Maryanne Rose, Laguna Niguel
To the editor: As a liberal and a hopeful bridge builder, I was moved by the editor’s note about keeping open lines of communication.
While I rarely read that many letters in one day, I read every one of these and reflected on their views. Thank you for helping me to pause long enough to really listen and consider the opinions of others.
I realized there were many points I had not considered. Also, thank you for not including the really nasty letters.
Eugenia Tracy Kirchner, Newport Beach
To the editor: I applaud your decision to turn over your Opinion page to letters from Trump supporters. As a staunch, lifelong Democrat, I was eager to learn how people can admire an individual who (to me) is so abhorrently dishonest, self-centered and ignorant.
Instead of reasoned arguments, however, what I found were fact-twisting rationalizations and mental contortions aimed at painting Trump as a defender of religious liberty (tell that to Muslims or other non-Christians); a godsend for investors (because he didn’t crash the vibrant Obama economy); a genius who “puts money in the pockets of working people” (in an era with the widest wealth gap ever); a mastermind of science (as COVID-19 surges and the climate careens toward apocalypse); and, jaw-droppingly, someone in possession of a “sense of humor” (evidenced, I suppose, by his mocking the disabled and spewing childish insults).

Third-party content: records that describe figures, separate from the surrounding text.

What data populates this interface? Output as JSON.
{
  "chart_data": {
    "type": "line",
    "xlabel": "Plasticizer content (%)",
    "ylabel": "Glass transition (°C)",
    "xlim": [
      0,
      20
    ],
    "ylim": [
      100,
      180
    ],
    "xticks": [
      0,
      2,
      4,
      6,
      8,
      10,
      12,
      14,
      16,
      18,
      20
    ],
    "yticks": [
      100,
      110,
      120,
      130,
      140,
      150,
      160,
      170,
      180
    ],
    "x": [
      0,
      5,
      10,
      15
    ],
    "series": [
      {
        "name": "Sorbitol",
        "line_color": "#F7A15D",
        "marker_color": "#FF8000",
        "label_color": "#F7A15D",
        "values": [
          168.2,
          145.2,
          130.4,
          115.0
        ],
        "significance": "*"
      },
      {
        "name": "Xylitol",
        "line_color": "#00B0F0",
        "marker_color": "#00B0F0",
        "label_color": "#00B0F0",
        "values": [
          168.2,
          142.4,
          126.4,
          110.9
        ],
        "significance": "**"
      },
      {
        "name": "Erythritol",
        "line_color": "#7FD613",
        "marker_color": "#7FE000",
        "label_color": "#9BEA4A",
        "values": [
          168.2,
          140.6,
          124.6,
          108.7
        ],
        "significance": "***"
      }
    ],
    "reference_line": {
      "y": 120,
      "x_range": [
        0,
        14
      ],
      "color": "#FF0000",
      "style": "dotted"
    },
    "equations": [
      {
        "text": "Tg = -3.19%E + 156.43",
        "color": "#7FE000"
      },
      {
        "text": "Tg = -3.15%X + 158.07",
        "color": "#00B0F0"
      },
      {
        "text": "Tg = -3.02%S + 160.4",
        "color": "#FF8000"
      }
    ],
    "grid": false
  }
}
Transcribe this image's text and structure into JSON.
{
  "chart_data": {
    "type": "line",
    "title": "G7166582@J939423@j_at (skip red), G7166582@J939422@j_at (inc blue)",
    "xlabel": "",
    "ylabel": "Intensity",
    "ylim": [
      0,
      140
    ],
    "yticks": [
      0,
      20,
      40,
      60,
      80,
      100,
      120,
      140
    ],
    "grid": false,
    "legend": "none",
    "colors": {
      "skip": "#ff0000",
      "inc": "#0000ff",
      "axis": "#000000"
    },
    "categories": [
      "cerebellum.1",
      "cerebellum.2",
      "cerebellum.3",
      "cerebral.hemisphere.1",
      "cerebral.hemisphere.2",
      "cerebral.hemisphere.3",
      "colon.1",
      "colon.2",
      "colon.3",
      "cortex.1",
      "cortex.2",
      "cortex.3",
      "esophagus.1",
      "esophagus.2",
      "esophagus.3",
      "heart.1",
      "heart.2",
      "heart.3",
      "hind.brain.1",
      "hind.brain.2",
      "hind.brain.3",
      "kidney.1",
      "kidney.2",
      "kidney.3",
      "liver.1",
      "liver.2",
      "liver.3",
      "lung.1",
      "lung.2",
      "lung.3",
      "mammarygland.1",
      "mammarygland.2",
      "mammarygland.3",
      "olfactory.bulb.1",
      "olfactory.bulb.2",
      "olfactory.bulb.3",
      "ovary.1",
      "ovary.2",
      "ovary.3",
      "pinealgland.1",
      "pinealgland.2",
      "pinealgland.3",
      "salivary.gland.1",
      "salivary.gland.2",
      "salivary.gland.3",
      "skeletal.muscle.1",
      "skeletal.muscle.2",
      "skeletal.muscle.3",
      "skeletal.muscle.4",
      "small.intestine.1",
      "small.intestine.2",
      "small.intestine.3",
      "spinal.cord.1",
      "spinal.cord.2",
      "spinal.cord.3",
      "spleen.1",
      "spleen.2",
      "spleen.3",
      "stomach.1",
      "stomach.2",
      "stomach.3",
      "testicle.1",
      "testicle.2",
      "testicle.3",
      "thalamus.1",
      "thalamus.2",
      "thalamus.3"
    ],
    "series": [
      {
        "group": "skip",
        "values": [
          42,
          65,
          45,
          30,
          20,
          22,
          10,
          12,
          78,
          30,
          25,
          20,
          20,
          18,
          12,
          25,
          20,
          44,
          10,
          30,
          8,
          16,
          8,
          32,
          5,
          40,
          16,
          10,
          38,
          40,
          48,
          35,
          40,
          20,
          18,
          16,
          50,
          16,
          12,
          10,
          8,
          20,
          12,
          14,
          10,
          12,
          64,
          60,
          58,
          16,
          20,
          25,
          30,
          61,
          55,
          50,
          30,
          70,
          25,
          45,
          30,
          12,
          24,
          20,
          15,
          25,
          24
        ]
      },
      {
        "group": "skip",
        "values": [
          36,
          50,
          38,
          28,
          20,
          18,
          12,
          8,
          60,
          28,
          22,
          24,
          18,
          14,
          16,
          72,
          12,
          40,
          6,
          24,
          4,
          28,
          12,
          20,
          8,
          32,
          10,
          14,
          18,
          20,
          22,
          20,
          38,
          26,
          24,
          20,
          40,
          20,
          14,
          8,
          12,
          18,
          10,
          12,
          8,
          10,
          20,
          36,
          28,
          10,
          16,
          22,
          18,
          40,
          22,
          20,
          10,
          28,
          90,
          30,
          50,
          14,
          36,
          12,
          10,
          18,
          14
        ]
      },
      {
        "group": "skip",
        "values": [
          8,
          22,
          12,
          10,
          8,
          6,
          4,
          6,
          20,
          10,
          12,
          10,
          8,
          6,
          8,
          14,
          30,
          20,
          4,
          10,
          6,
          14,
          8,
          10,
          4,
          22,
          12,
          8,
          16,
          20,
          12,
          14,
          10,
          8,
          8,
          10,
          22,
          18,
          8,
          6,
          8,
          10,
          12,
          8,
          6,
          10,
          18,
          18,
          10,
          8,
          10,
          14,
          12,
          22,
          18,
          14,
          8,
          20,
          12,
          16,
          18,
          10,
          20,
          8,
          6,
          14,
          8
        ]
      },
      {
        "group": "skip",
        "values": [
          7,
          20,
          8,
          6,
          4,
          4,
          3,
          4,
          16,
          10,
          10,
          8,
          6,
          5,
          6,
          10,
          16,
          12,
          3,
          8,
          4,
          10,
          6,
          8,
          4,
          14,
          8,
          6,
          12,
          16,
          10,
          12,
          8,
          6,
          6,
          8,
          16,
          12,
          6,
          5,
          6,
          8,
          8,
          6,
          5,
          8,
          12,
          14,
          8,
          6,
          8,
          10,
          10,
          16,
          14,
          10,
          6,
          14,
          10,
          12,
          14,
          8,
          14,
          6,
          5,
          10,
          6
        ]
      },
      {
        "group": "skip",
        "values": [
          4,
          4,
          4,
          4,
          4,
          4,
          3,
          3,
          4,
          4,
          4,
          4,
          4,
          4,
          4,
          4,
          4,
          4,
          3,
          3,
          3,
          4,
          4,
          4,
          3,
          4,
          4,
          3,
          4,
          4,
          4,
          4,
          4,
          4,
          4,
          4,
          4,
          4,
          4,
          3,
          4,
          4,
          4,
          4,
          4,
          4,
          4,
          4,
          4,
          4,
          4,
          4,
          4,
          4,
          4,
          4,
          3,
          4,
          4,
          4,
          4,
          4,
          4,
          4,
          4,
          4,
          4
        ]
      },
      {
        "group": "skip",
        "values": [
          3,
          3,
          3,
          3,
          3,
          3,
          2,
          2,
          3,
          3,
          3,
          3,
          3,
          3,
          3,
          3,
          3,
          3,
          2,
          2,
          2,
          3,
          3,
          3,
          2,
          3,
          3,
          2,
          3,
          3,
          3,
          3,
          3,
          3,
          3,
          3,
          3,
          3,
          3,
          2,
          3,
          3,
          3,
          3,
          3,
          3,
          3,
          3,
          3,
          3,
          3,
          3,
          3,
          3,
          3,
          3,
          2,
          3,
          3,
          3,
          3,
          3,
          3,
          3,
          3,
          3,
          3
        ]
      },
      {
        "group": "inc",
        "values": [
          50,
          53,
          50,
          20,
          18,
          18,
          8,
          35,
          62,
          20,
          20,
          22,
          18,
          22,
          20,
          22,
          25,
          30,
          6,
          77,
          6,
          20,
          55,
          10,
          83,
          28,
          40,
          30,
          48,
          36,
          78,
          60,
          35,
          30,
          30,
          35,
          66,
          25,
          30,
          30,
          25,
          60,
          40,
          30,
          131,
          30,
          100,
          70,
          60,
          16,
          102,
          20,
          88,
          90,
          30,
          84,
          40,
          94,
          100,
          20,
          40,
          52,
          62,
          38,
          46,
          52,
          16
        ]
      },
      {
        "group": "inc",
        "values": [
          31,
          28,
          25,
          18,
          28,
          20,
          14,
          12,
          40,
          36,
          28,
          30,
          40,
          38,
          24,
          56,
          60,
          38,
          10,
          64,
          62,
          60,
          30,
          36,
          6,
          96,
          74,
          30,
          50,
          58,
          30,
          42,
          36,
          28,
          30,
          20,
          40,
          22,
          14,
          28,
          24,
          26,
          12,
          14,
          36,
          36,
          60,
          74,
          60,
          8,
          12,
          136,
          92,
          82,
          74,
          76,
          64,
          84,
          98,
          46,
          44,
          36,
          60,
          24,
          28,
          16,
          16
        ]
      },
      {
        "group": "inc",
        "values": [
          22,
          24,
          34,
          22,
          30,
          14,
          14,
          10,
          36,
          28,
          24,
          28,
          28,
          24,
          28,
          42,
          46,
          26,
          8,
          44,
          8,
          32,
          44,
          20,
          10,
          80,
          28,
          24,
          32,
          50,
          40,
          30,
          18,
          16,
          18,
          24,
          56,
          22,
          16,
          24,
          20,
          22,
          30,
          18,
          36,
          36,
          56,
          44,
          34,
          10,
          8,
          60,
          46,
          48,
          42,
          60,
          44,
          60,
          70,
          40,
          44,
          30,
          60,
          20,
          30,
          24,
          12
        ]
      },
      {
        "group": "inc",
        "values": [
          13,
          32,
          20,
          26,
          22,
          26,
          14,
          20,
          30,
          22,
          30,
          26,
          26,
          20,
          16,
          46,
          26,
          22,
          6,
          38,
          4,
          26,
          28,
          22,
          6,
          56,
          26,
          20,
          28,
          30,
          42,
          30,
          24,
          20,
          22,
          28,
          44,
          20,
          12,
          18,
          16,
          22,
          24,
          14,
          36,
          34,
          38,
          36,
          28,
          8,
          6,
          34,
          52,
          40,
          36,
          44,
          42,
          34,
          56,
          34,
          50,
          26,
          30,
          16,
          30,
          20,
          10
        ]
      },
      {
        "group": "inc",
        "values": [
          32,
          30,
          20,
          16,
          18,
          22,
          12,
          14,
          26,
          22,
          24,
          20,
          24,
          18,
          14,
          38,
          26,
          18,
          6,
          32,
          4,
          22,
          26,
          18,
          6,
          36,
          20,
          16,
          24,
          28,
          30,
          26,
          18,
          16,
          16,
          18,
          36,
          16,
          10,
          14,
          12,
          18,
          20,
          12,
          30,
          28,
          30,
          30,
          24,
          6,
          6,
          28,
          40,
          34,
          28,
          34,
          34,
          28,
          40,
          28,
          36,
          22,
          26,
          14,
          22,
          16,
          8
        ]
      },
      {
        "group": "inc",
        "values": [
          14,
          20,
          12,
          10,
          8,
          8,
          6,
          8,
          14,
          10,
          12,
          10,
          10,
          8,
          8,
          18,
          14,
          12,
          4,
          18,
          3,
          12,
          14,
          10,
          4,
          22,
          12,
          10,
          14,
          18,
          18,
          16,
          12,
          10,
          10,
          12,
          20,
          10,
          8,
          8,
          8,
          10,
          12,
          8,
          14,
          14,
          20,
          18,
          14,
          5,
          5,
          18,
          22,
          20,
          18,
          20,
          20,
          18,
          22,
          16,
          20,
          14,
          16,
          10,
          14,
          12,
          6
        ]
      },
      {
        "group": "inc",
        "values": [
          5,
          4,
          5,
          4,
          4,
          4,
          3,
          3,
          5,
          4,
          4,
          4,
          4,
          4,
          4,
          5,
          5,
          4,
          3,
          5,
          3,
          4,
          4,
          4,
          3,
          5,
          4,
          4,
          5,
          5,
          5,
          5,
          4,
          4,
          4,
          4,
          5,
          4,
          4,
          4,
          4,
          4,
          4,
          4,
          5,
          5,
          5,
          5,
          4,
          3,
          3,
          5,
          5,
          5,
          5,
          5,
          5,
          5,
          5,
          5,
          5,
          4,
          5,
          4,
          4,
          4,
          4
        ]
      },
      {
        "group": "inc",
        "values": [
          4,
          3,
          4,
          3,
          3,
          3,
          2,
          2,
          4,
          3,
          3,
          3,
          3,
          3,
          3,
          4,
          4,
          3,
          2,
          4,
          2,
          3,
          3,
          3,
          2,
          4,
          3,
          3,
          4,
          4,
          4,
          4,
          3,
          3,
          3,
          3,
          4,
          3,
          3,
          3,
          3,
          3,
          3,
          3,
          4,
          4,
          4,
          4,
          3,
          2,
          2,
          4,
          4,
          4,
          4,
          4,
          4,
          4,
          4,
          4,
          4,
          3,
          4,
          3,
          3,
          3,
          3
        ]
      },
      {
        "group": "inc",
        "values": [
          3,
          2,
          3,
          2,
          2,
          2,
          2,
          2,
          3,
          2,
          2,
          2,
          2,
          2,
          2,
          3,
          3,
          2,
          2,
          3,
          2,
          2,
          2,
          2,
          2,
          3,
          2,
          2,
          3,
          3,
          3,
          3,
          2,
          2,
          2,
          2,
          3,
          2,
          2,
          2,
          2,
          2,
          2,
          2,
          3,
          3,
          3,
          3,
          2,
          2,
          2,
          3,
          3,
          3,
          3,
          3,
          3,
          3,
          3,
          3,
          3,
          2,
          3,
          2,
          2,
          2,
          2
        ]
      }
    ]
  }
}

Rather than provide enlightenment, what these letters showed me was the extremes to which people will go to justify their biases and ideology.
Nick Duretta, Pasadena
To the editor: My takeaway from the letters from Trump supporters is that they disregard the president’s behavior but appreciate his views. They need to do the same with the left wing of the Democratic Party.
The far left may sound radical, but in the end, they have simple opinions that should widen your viewpoint, not make you run away.